Wednesday, November 02, 2005

Postmodernity on Endless Trial

Everyone gets the Kolakowski reference, right?

Recent publications aside, take for example ThinkTank's linking to Keith DeRose's recent assessment, or if you prefer disembowellment, of postmodernity. Though long, the time spent reading it can save much time spent reading nonsense. In fact, that's why he wrote it.

Also referenced is another professional philosopher, Bruce Benson's post on postmodernity which is a good first read as it cautions against hasty, misinformed dismissals of the phenomenon - the type of dismissal which DeRose's article very successfully avoids.

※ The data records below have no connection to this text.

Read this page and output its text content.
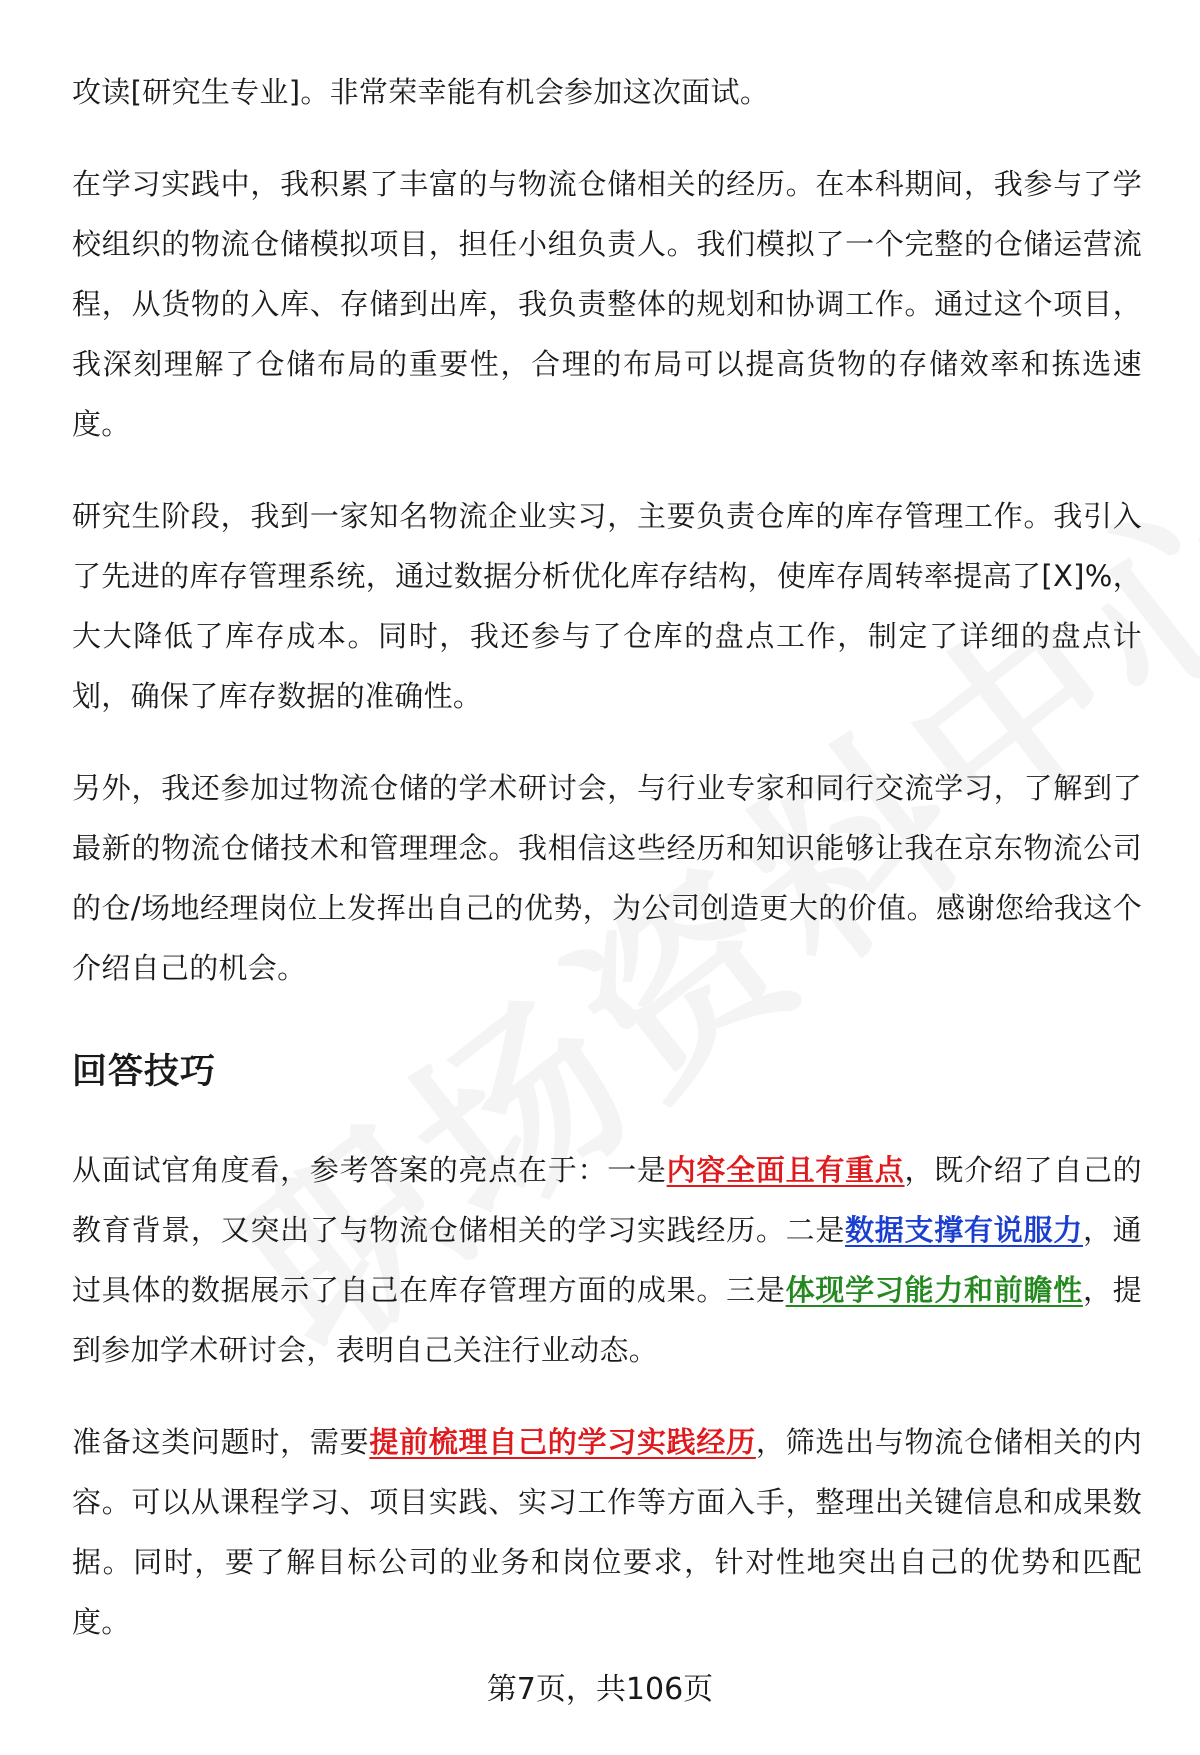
攻读[研究生专业]。非常荣幸能有机会参加这次面试。

在学习实践中，我积累了丰富的与物流仓储相关的经历。在本科期间，我参与了学校组织的物流仓储模拟项目，担任小组负责人。我们模拟了一个完整的仓储运营流程，从货物的入库、存储到出库，我负责整体的规划和协调工作。通过这个项目，我深刻理解了仓储布局的重要性，合理的布局可以提高货物的存储效率和拣选速度。

研究生阶段，我到一家知名物流企业实习，主要负责仓库的库存管理工作。我引入了先进的库存管理系统，通过数据分析优化库存结构，使库存周转率提高了[X]%，大大降低了库存成本。同时，我还参与了仓库的盘点工作，制定了详细的盘点计划，确保了库存数据的准确性。

另外，我还参加过物流仓储的学术研讨会，与行业专家和同行交流学习，了解到了最新的物流仓储技术和管理理念。我相信这些经历和知识能够让我在京东物流公司的仓/场地经理岗位上发挥出自己的优势，为公司创造更大的价值。感谢您给我这个介绍自己的机会。

回答技巧

从面试官角度看，参考答案的亮点在于：一是内容全面且有重点，既介绍了自己的教育背景，又突出了与物流仓储相关的学习实践经历。二是数据支撑有说服力，通过具体的数据展示了自己在库存管理方面的成果。三是体现学习能力和前瞻性，提到参加学术研讨会，表明自己关注行业动态。

准备这类问题时，需要提前梳理自己的学习实践经历，筛选出与物流仓储相关的内容。可以从课程学习、项目实践、实习工作等方面入手，整理出关键信息和成果数据。同时，要了解目标公司的业务和岗位要求，针对性地突出自己的优势和匹配度。

第7页，共106页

Or take yet another professional philospher, Diogenes Allen, who describes what he terms the "Cartesian light-switch." Descartes' all-or-nothing philosophy insisted that any knowledge not based on absolute certainty was worthless. And because Descartes thought he could establish such certainty, the light switch of absolute knowledge was flipped on (i.e. Enlightenment). Swinging to the opposite pole, many postmodernists claim that because Descartes was wrong (which he was), the only possible solution is to flip the light-switch of knowledge completely off.

Funny, in summer months in the Ford Focus when I turn on the air conditioner full-blast my wife says
"You know, there is a middle setting."
And she's right. The espistemological light does not have to be on or off. There's a dimmer switch, called humility, that can carefully consider our claims to knowledge without putting us completely in the dark.

Sure there will be those who continue to claim absolute Cartesian knowledge. They give rise to postmodernists who insist on no knowledge at all (except of course for the startlingly ambitious claim to know that we have no knowledge). Between them are those who neither claim purely objective knowledge nor deny it completely.

Among them are Yale historian Donald Kagan who in a major 2005 address (which I got via DeRose) writes
"Historians... know that the current fad of skepticism and relativism is as old as the Sophists of ancient Greece and had a great revival with the Pyrrhonism of the 16th century. On both occasions their paradoxical and self-contradictory glamour yielded in time to common sense and the massive evidence that some searches are more objective, some things truer than others, however elusive perfect objectivity and truth may be."
Meanwhile, I'm quite content to let the all-or-nothing epistemological extremists duke it out.

Similar to the entertainment lineup at the Tropicana, it is a contest I'm not too interested in scoring tickets for.